Review: How to Stop Time

How to Stop Time
How to Stop Time by Matt Haig
My rating: 5 of 5 stars

Book supplied by Netgalley for an honest review.

I’ve read a few books recently where the tone or the style changes partway through, and typically when this happens, those changes aren’t for the better. Matt Haig’s How To Stop Time falls into this category.

The first two-thirds were excellent. The story, a historical romance with a science-fiction twist, was written so perfectly that everything was credible. The writing was crisp, the dialogue natural and the themes thought provoking. The historical sections were beautiful, little details made those eras come alive. Very few books have made me well-up, a notable other is a good comparison for this novel – Audrey Niffenegger’s Time Traveller’s Wife, one of my favourite books. Both deal with time, and both deal with far-fetched themes, but the writing in both is so good and so well delivered, that only the hard-hearted would shine a light on their faults.

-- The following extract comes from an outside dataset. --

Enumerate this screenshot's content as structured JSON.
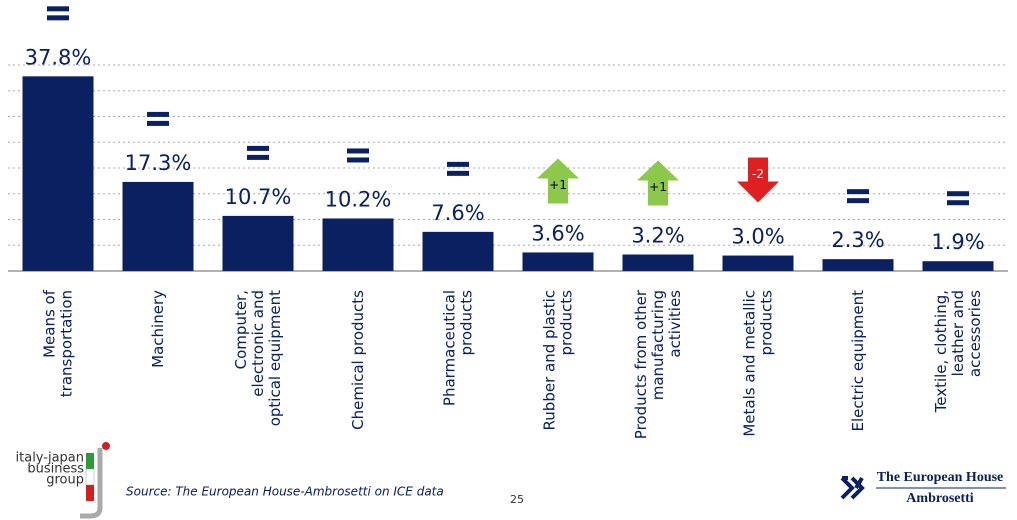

The only trouble with How To Stop Time is that the final third appears rushed. The buildup was slow and masterful, hooks were placed and characters formed, but the climax didn’t fit the rest of the story. I felt like I was reading the screen adaption of the book, where details are omitted for brevity, where loose-ends are tolerated because limited screen time requires tidy endings, and where characters behave in different ways. This is a shame, since with a bit more planning and care, with the finesse shown in the first part, this could’ve been a classic on the scale of the Time Traveller’s Wife.

Because of the weak ending, this doesn’t deserve a 5/5 rating, though it deserves better than a 4. So 4.5, and I’m generous and always round up!